On Sunday there was also a coup in Honduras.  Here, probably for having had to live under a military government (more than once), such an event strikes a chord.  I was reading comments from readers on Huffington Post and was shocked by how people were actually defending the removal of an elected leader by the military.  The most common point made in defense of the military's removal of Zelaya is his relationship, or even similarity to, Hugo Chavez.  I don't have the exact quote, but thank you to the comment that basically said:  I don't care if he was friends with Charles Manson, militaries don't choose governments.  On BBC  many Hondurans talked about supporting the military's actions.  I think it's important to imagine the class of people who have access to BBC online in a poor country.  He was taken out of power after he declared that he would hold a public referendum to allow him to run for re-election.  It is also interesting to know that there are people who have lived under a military dictatorship and yet still support a military that is so powerful that it, within days, deposes and appoints a president.  When I explained this to my Spanish teacher, he said, you just don't understand the Latin American mentality.  Zelaya is not really even that much of a leftist, but when people feel that their interests are at stake, they will accept any action that makes them feel like that immediate threat, perhaps to their pocketbook, is removed.  I respect my teacher immensely.  He is great intellectual, and also the only person I really know who is honest about having voted for the kirchernista Heller in the last election and who openly agrees with CFK, even about how she dealt with the farmers.  I respect that he is honest about liking la presidenta when obviously in one moment many, even a few from Capital, did, but, like with Bush, all of sudden people pretend they had nothing to do with the person who is really screwing up (or at least you know that's how everyone else thinks, so you pretend to be in agreement).  I was so shocked when he told me he was going to vote for Heller and how he felt about "the couple".  He is not in love with them, but he does at least like CFK, which is rare for Buenos Aires and also shows an independence of thought.  Also, like Pino Solanas, and many Las Vegas 70's lounge singers before him, he has a proclivity for the turtle neck.  

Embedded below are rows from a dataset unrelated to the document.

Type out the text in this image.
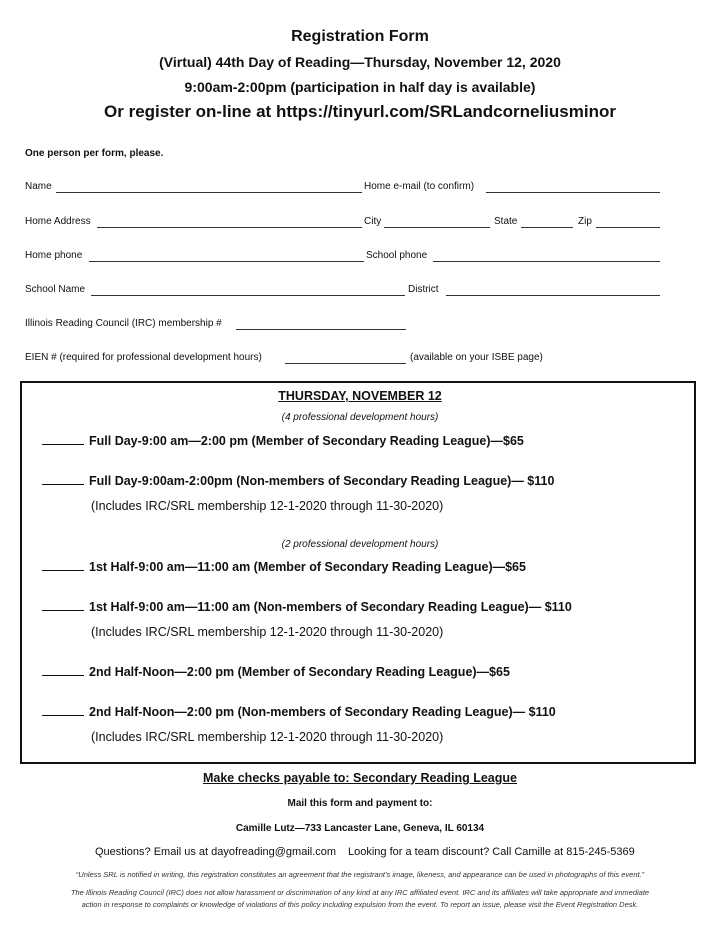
Registration Form
(Virtual) 44th Day of Reading—Thursday, November 12, 2020
9:00am-2:00pm (participation in half day is available)
Or register on-line at https://tinyurl.com/SRLandcorneliusminor
One person per form, please.
Name	Home e-mail (to confirm)
Home Address	City	State	Zip
Home phone	School phone
School Name	District
Illinois Reading Council (IRC) membership #
EIEN # (required for professional development hours)	(available on your ISBE page)
THURSDAY, NOVEMBER 12
(4 professional development hours)
Full Day-9:00 am—2:00 pm (Member of Secondary Reading League)—$65
Full Day-9:00am-2:00pm (Non-members of Secondary Reading League)— $110
(Includes IRC/SRL membership 12-1-2020 through 11-30-2020)
(2 professional development hours)
1st Half-9:00 am—11:00 am (Member of Secondary Reading League)—$65
1st Half-9:00 am—11:00 am (Non-members of Secondary Reading League)— $110
(Includes IRC/SRL membership 12-1-2020 through 11-30-2020)
2nd Half-Noon—2:00 pm (Member of Secondary Reading League)—$65
2nd Half-Noon—2:00 pm (Non-members of Secondary Reading League)— $110
(Includes IRC/SRL membership 12-1-2020 through 11-30-2020)
Make checks payable to: Secondary Reading League
Mail this form and payment to:
Camille Lutz—733 Lancaster Lane, Geneva, IL 60134
Questions? Email us at dayofreading@gmail.com Looking for a team discount? Call Camille at 815-245-5369
“Unless SRL is notified in writing, this registration constitutes an agreement that the registrant’s image, likeness, and appearance can be used in photographs of this event.”
The Illinois Reading Council (IRC) does not allow harassment or discrimination of any kind at any IRC affiliated event. IRC and its affiliates will take appropriate and immediate
action in response to complaints or knowledge of violations of this policy including expulsion from the event. To report an issue, please visit the Event Registration Desk.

One day I will write a book on Buenos Aires buses.  I'm not sure how to organize the chapters. I don't know if I would do it by bus line or hour of the day, maybe even by the music the driver chooses.  Different lines certainly have different characters (both the feeling of the bus and the literal meaning of the word character when used to describe its passengers).  A bus at rush hour can be a dreadful thing.  Last week a woman, well-dressed and with all appearances of decency, shoved me out of the way to get on the 22 ahead of me.  She prevented me from stepping onto the bus so that the could pass me.  

I must be off.  I have to write about plastic bags, must remember that I must share a conversation I had about that with my PTS friend.  

I am not proofreading anything I'm writing.  Sorry, but after Columbia I just don't want to care so much and let it flow.